SV: You know about the Emotional Quotient, the EQ? It says that when you have the skills to put yourself in the position of the other person, you understand everything because you know what his expectations are, what he wants, what he needs.
SS: As we were saying earlier, often people heading out from university consider that it’s owed to them to find a fantastic, highly paid job.
SV: People don’t have time. They want to get the money and be home at 4:00 in the afternoon. On the other hand, I would say that what’s interesting at Baume & Mercier is that if you are young and you do your job, the brand will help you and give you a better position. That’s another reason why I love this brand. They gave me a chance to show that I am able to do something. I am 32 years old. Sometimes the guys from the other brands who have my position are 50 or 60. I am sure that Baume & Mercier is really the only brand that gives you the chance to move ahead if you are good.
SS: As an individual manager, what do you expect your next steps to be?

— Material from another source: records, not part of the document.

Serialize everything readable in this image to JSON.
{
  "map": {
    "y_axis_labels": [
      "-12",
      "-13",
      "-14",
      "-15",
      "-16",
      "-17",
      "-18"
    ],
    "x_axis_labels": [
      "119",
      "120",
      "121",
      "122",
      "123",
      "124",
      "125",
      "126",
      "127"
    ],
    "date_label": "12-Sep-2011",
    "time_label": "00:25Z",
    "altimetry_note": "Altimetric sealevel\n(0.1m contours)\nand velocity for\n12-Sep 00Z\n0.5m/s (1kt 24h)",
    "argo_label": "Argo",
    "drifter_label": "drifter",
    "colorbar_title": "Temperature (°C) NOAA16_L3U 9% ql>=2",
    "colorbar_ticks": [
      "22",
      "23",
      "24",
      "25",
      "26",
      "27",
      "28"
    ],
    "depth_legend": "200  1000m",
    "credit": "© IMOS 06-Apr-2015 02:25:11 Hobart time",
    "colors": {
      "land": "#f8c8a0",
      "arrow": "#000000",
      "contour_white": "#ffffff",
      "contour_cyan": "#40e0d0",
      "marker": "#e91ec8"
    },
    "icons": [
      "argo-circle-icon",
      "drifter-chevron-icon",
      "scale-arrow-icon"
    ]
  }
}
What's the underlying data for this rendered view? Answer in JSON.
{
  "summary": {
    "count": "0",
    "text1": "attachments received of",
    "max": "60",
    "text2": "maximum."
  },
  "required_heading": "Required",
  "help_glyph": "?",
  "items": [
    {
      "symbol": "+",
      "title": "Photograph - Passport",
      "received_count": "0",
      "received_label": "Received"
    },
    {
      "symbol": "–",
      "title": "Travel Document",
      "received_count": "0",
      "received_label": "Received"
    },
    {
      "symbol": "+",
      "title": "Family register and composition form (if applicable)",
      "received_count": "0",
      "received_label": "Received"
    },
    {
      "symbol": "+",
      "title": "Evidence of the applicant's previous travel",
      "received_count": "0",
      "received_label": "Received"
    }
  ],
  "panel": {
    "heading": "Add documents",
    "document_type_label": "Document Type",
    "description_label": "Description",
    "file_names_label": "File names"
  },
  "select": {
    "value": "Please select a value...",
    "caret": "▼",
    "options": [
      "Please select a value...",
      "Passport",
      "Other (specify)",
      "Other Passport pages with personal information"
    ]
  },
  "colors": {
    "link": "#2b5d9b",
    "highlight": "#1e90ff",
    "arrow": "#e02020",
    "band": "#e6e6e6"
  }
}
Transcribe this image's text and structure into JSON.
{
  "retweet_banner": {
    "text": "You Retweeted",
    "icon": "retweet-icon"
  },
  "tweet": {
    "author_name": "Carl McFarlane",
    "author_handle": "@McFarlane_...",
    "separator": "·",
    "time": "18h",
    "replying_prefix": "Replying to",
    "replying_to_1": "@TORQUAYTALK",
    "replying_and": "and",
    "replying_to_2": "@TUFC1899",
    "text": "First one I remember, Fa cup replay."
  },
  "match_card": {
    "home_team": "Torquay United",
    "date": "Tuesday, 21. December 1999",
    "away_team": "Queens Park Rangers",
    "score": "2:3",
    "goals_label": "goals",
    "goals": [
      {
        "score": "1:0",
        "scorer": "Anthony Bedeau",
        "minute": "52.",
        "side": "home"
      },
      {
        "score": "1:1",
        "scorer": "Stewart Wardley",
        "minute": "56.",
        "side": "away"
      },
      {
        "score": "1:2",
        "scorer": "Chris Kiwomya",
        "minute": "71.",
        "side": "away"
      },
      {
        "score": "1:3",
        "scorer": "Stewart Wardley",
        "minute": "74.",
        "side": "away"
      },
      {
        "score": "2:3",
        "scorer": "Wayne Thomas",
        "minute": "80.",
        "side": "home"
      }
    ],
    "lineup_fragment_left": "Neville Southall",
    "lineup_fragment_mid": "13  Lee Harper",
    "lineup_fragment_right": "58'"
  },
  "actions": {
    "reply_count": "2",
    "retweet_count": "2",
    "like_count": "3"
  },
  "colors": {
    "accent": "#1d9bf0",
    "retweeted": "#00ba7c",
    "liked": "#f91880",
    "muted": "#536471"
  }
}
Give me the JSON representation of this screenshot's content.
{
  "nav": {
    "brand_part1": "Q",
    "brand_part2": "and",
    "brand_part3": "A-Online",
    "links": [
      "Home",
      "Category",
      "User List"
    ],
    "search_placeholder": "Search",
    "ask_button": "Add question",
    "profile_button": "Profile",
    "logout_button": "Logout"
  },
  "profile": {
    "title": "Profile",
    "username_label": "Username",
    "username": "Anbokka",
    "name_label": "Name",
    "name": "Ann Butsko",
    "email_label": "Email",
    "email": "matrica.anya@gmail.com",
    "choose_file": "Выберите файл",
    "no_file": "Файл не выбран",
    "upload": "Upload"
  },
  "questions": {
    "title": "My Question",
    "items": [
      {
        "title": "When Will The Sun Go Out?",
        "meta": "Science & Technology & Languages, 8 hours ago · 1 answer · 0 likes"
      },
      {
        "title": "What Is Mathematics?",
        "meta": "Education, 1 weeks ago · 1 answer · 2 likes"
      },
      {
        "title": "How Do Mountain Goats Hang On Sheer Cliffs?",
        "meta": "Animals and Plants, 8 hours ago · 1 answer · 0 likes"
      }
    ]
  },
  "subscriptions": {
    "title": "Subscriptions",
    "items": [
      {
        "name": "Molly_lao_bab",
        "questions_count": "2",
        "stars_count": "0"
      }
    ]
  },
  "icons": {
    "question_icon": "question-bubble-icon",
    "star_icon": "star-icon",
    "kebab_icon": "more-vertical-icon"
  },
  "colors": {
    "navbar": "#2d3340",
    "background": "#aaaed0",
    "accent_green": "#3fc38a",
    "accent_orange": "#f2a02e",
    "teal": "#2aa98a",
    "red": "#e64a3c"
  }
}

SV: To be honest, it’s hard to tell. First of all I would say that my goal is to stay in this market because I don’t like spending only two years in a position and then leaving. If you really want to make a difference you need to spend a minimum of three or four years. I have some new people on my team now, and my objective is to make sure that these people are comfortable in their jobs should I decide to leave one day. I just want to make sure that when that day that comes, my successor will inherit a clean market, that people are content, and that the team is on track.